The large number of singletons identified in the GEBA-I genomes represents potential new functions and confirms that a large proportion of functional novelty still remains to be captured. One such example is a putative pepsin A encoded by Endozoicomonas elysicola DSM 2238, isolated from the gastrointestinal tract of a mollusk sea slug. Although pepsin-like enzymes are commonly found in eukaryotes, the E. elysicola candidate is the first instance of a secreted bacterial pepsin (based on a signal peptide) containing all the conserved residues of its eukaryotic counterparts (Supplementary Fig. 6). To verify that singletons are not artifacts of gene prediction pipelines, we assessed their size distribution and presence of signaling or other structural motifs (Supplementary Table 2). Based on this, more than 70% of singletons are >100 amino acids in length, and of these, 31% possess either a signal peptide or two or more transmembrane helices.

Biosynthetic clusters for secondary metabolites

Microbial secondary metabolites are organic compounds that are not directly involved in primary growth and development, but rather have auxiliary functions such as defense, communication and other interactions. Genes encoding biosynthetic enzymes for the synthesis of secondary metabolites are typically co-localized on the chromosome and are referred to as “biosynthetic gene clusters” (BCs). While only a few of the selected type strains in this study were known to be prolific producers of secondary metabolites, a large bounty of potential new BCs were predicted in the GEBA-I genomes (Supplementary Table 3).

A total of 23,839 BCs were predicted from 1,003 GEBA-I genomes using the IMG-ABC system23. Three Pseudonocardiaceae genomes (Pseudonocardia acaciae, P. spinosispora and Sciscionella marina) encoded the greatest total number of BCs among all GEBA-I genomes (Fig. 3a). These included numerous nonribosomal peptide synthetases, polyketide synthetases, as well as lantipeptides, bacteriocins, ectoine thiopeptides, and others. We observed a clear correlation between the number of predicted BCs and genome size with an average of 6.41 (±2.4 s.d.) BCs predicted per Mb of sequence (Supplementary Fig. 7). Actinobacterial genomes were outliers with an average of 9.58 (±3.4 s.d.) BCs per Mb. This observation is likely reflective of their particular ecological niches involving multiple (perhaps antagonistic) interactions with cohabiting microbes (e.g., P. acaciae was isolated from a competitive plant rhizosphere environment). While Streptomyces species are known to be prolific producers of antibiotics and other natural products24, genomes from the Nocardiaceae and Pseudonocardiaceae families of Actinobacteria had not been sequenced extensively before this study, and therefore had not been intensively targeted for BC gene discovery. Given that six of the top ten BC-rich genomes in GEBA-I belong to the above two families, future sequencing efforts focused around these clades may prove fruitful for discovering natural products.
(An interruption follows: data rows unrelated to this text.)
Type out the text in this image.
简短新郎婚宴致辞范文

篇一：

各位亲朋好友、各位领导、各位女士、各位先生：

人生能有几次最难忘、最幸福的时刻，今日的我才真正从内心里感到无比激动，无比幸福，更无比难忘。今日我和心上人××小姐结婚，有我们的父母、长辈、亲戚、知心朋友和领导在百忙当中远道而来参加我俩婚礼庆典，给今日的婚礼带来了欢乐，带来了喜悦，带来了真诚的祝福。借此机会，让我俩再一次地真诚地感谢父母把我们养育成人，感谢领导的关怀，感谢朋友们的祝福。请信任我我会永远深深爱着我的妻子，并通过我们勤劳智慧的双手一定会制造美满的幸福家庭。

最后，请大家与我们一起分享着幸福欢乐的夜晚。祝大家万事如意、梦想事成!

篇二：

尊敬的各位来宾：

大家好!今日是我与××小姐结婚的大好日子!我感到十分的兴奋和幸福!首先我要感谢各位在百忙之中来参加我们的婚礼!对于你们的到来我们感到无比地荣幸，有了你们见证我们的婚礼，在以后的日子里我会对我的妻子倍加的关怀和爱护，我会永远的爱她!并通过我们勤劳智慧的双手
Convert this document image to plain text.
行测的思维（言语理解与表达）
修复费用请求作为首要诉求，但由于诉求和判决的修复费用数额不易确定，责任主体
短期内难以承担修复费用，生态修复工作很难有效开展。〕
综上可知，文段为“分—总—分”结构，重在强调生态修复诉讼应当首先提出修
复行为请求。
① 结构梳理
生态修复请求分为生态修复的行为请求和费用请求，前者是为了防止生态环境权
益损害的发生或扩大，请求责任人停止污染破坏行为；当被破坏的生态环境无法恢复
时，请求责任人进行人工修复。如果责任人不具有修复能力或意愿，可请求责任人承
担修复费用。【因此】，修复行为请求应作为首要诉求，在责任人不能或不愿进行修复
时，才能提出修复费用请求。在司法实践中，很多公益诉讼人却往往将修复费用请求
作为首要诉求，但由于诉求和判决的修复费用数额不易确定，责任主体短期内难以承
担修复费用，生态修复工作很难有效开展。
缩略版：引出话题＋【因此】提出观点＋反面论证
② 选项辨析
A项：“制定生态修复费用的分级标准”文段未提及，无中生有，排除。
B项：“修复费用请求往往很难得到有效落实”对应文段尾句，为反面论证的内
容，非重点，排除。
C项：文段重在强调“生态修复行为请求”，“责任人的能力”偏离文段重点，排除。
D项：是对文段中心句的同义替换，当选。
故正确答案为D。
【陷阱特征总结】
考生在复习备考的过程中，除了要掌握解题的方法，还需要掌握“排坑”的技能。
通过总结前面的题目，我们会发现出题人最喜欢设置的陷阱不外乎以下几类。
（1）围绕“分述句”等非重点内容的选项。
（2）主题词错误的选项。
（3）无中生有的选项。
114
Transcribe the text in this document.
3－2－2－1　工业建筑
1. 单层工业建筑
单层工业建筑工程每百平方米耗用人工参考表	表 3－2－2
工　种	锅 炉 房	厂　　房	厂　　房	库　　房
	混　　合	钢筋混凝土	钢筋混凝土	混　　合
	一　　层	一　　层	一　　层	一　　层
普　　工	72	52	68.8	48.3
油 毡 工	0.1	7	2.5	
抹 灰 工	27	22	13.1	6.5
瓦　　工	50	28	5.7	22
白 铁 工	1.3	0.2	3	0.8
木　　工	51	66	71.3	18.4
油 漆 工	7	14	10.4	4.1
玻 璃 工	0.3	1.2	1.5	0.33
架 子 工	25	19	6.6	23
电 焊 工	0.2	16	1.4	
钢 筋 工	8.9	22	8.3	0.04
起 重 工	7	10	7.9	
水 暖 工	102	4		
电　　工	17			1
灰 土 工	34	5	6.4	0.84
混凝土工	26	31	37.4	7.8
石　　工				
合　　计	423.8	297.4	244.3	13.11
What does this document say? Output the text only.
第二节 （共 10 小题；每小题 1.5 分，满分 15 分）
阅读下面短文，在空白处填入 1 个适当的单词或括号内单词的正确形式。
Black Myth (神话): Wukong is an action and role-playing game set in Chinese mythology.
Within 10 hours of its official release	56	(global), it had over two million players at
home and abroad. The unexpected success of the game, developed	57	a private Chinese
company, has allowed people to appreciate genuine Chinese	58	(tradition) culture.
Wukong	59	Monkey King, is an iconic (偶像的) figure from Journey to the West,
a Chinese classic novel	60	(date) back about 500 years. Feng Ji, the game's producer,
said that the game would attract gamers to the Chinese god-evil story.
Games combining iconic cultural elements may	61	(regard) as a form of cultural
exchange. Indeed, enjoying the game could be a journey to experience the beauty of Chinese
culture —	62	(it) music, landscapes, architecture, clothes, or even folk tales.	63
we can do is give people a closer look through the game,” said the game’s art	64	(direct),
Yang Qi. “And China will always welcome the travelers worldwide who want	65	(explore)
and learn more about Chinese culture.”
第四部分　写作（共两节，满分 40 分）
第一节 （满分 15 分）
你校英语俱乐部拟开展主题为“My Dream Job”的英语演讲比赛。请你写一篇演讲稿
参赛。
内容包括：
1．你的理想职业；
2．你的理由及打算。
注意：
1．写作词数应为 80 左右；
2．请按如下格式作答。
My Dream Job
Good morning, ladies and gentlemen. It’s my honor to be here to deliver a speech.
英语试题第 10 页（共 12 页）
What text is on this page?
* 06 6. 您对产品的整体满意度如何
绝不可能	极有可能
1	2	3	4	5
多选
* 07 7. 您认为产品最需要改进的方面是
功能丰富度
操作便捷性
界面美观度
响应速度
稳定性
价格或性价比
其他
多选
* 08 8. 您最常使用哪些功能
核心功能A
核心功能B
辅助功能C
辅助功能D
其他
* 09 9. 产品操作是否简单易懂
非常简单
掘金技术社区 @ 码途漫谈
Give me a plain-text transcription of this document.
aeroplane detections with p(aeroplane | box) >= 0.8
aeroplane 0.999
Figure 3: Distribution of biosynthetic clusters (BCs) in GEBA-I genomes.
figure 3

(a) Maximum likelihood phylogenetic tree using 56 conserved single-copy genes with horizontal bars representing the percentage of genome encoding biosynthetic gene clusters. Blue stars highlight GEBA-I genomes with the greatest percentage of BCs per genome. The red star indicates the phylogenetic placement of Photobacterium halotolerans DSM 18316 described in b and c. (b) Liquid chromatography–mass spectrometry (LC/MS) chromatogram from a crude extract of P. halotolerans DSM 18316 with labeled phenazine peaks. (c) Phenazine operon in P. halotolerans DSM 18316 compared to those from Pseudomonas fluorescens 2-79 and Pantoea agglomerans Eh1087.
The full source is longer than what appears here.